Je viens de terminer la lecture du dernier ouvrage d'Annie Ernaux, Les Années. Je ne peux que trop vous en conseiller la lecture. Probablement l'œuvre la plus aboutie de l'auteur. Je livre ici un extrait que je trouve intéressant, même s'il n'est pas forcément représentatif de la globalité du livre.

Le clic sautillant et rapide de la souris sur l'écran était la mesure du temps.

En moins de deux minutes se retrouvaient : des copines du lycée Camille-Jullian, Bordeaux, classe de seconde C 2, 1980-1981, une chanson de Marie-Josée Neuville, un article de 1988 dans L'Huma. La recherche du temps perdu passait par le web. Les archives et toutes les choses anciennes qu'on imaginait même pas pouvoir retrouver un jour nous arrivaient sans délai. La mémoire était devenue inépuisable mais la profondeur du temps - dont l'odeur et le jaunissement du papier, le cornement des pages, le soulignement d'un paragraphe par une main inconnue donnaient la sensation - avait disparu. On était dans un présent infini.

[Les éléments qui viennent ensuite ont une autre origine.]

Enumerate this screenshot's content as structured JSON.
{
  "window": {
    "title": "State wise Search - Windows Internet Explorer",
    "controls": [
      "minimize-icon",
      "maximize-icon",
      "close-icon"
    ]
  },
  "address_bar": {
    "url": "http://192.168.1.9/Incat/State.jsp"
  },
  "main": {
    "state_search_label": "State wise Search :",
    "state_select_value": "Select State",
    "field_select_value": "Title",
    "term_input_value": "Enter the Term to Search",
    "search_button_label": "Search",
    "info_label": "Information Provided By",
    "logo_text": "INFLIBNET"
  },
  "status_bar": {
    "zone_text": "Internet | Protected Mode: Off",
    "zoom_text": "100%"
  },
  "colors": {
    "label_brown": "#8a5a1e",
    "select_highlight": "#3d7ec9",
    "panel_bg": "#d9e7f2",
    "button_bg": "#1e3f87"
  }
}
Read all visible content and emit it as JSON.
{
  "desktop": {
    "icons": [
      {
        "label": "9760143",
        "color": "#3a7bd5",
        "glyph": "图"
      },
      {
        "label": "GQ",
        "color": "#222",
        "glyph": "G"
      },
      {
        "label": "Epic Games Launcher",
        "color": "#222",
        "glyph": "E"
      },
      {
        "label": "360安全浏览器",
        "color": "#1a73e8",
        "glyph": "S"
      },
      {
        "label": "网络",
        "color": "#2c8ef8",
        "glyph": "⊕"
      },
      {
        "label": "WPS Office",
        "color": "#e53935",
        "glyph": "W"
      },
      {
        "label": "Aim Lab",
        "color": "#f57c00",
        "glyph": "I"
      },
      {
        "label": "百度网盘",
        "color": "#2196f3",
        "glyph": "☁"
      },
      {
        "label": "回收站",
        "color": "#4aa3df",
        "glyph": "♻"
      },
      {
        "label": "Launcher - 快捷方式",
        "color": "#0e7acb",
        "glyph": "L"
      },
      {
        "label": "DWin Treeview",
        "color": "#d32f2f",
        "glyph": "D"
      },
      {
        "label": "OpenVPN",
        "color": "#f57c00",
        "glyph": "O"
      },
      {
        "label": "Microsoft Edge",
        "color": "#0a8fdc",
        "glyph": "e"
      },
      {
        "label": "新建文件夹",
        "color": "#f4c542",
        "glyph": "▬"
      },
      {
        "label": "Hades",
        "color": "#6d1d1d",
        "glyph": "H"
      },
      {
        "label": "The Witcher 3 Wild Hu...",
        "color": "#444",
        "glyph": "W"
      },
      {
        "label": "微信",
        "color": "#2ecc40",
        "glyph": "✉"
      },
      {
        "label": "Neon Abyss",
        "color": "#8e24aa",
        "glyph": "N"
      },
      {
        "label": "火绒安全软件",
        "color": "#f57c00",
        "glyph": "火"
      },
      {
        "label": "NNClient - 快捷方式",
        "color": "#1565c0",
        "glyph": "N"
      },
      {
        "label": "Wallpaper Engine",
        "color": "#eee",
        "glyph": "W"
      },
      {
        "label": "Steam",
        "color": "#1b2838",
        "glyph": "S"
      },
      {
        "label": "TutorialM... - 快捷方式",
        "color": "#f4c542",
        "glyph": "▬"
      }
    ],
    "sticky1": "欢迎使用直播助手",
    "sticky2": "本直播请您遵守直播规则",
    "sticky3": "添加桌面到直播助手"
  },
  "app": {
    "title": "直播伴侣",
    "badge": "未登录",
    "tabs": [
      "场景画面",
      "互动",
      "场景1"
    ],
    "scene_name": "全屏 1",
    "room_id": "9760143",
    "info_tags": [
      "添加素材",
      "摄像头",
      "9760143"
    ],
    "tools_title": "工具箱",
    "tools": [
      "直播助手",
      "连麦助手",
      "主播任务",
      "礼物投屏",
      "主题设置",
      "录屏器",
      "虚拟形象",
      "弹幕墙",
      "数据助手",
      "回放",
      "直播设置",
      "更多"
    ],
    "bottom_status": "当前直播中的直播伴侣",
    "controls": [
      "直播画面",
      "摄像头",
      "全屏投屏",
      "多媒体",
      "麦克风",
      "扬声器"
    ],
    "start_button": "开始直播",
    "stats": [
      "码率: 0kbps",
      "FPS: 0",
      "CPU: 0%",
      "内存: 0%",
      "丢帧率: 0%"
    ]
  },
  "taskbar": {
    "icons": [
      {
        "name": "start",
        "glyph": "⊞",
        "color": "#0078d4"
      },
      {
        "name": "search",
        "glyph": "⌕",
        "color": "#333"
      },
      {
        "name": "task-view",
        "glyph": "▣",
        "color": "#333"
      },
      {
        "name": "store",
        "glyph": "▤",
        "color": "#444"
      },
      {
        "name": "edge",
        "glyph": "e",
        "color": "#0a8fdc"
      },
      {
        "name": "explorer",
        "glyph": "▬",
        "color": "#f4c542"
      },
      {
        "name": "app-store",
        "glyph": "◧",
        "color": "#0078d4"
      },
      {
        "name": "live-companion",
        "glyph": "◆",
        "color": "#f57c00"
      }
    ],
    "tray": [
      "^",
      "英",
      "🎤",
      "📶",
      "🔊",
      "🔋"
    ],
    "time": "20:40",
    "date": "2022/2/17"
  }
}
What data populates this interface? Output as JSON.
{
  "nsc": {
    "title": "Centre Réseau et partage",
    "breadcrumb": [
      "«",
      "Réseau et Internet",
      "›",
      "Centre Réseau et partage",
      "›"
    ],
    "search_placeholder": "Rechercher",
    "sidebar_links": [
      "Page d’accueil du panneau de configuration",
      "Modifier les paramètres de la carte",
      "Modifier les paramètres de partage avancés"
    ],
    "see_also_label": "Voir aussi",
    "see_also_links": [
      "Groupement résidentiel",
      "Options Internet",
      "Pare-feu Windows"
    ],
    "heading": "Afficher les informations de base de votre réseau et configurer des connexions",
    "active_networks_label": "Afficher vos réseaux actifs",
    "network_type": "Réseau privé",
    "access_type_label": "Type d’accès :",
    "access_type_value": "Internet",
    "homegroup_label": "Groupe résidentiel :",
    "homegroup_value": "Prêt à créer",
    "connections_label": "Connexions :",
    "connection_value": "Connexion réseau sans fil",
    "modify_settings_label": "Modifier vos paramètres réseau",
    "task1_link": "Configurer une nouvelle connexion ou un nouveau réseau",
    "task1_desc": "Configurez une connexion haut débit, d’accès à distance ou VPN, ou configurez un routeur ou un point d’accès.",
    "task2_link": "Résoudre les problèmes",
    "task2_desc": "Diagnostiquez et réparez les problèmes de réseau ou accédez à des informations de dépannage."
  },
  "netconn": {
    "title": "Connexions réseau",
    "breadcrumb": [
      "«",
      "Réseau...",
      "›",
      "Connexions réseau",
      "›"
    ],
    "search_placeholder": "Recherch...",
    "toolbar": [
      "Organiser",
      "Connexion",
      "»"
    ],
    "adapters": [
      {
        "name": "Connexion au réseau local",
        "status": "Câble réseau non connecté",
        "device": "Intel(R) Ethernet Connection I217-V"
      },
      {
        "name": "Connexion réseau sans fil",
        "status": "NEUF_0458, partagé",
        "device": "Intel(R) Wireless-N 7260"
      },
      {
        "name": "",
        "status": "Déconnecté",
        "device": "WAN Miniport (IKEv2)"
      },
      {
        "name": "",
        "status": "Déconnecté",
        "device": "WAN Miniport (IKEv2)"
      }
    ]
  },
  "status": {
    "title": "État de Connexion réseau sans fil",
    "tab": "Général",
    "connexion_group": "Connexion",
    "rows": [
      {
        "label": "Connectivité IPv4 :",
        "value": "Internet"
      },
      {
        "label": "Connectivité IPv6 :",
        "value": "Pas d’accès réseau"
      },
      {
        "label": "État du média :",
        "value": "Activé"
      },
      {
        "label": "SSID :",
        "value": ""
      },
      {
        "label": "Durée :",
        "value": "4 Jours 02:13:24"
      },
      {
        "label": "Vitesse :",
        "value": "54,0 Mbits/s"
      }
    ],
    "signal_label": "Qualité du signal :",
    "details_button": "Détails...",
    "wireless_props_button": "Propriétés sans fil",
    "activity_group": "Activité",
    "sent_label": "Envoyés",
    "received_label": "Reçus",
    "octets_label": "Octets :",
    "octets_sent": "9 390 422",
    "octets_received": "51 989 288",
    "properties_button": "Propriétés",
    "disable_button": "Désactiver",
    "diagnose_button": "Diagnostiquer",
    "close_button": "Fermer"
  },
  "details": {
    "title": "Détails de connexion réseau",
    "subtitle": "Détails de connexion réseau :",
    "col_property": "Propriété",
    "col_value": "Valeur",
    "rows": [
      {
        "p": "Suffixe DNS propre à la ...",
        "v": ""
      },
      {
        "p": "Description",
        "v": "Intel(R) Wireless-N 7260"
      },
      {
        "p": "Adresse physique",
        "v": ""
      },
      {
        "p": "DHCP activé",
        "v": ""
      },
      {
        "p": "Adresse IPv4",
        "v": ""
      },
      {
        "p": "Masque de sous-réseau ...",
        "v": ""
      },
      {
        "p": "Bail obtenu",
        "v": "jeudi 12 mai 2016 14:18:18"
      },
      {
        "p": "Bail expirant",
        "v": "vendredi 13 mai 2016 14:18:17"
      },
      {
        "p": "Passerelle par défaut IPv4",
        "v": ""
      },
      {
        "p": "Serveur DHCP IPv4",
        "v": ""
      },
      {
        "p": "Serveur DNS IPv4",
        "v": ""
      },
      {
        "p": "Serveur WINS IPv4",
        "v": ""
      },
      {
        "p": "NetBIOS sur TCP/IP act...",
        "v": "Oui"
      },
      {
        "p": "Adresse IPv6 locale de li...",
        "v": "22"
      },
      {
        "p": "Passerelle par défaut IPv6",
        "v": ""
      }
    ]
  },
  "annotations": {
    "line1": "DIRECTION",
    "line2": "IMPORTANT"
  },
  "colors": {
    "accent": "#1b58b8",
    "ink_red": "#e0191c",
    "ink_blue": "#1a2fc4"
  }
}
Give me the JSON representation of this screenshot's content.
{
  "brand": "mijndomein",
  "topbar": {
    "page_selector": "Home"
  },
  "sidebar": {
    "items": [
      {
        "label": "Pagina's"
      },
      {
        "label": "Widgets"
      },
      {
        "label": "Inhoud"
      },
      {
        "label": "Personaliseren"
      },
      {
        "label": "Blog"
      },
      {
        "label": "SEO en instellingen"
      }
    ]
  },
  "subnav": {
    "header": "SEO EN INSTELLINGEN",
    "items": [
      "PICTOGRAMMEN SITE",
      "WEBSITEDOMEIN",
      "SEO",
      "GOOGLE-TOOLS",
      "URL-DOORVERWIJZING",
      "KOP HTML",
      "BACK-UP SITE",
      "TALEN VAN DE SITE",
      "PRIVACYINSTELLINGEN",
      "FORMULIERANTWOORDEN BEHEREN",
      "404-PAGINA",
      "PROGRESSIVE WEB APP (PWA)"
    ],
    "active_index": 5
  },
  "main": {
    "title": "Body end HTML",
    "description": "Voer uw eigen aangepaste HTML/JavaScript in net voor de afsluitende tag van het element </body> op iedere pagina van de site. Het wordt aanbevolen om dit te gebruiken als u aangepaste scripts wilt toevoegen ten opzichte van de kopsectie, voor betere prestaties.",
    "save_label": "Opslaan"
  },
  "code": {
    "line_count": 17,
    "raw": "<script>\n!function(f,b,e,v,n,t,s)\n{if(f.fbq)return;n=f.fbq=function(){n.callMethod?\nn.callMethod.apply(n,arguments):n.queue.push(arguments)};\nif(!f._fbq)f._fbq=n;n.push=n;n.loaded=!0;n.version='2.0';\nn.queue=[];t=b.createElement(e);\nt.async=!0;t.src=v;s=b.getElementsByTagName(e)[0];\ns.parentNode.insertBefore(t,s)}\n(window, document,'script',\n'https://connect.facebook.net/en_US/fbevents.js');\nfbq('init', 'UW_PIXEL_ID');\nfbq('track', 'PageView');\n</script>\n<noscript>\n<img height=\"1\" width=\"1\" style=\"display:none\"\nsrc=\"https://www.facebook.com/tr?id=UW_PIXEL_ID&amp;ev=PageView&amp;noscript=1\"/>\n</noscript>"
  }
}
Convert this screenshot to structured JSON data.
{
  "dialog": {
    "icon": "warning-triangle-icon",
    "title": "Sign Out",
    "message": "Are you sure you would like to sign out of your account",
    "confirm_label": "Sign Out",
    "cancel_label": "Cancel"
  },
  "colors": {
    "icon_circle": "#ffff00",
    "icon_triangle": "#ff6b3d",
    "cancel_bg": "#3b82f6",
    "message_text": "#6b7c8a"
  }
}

On n'arrêtait pas de vouloir le "sauvegarder" en une frénésie de photos et de films visibles sur-le-champs. Des centaines d'images dispersées aux quatre coins des amitiés, dans un nouvel usage social, transférés et archivées dans des dossiers - qu'on ouvrait rarement - sur l'ordinateur. Ce qui comptait, c'était la prise, l'existence captée et doublée, enregistrée à mesure qu'on la vivait, des cerisiers en fleur, une chambre d'hôtel à Strasbourg, un bébé juste né. Lieux, rencontres, scènes, objets, c'était la conservation totale de la vie. Avec le numérique on épuisait la réalité.

Sur les photos et les films classés par date qu'on faisait défiler sur l'écran, par-delà la diversité des scènes et des paysages, des gens, se répandait la lumière d'un temps unique. Une autre forme de passé s'inscrivait, fluide, à faible teneur de souvenirs réels. Il y avait trop d'images pour s'arrêter sur chacune et ranimer les circonstances de la prise. Nous vivions en elles d'une existence légère et transfigurée. La multiplication de nos traces abolissait la sensation du temps qui passe.

Il était étrange de penser qu'avec les DVD et autres supports les générations suivantes connaîtraient tout de notre vie quotidienne la plus intime, nos gestes, la façon de manger, de parler et de faire l'amour, les meubles et les sous-vêtements. L'obscurité des siècles précédents, peu à peu repoussée de l'appareil sur trépied chez le photographe à la caméra numérique dans la chambre à coucher, allait disparaître pour toujours. Nous étions à l'avance ressuscités.
(...)

La lune, quand on levait la tête la nuit, brillait fixement sur un monde dont on ressentait en soi la vastitude, le grouillement, sur des milliards d'individus. La conscience se dilatait dans l'espace total de la planète, vers d'autres galaxies. L'infini cessait d'être imaginaire. C'est pourquoi il était inconcevable de se dire qu'on allait mourir un jour.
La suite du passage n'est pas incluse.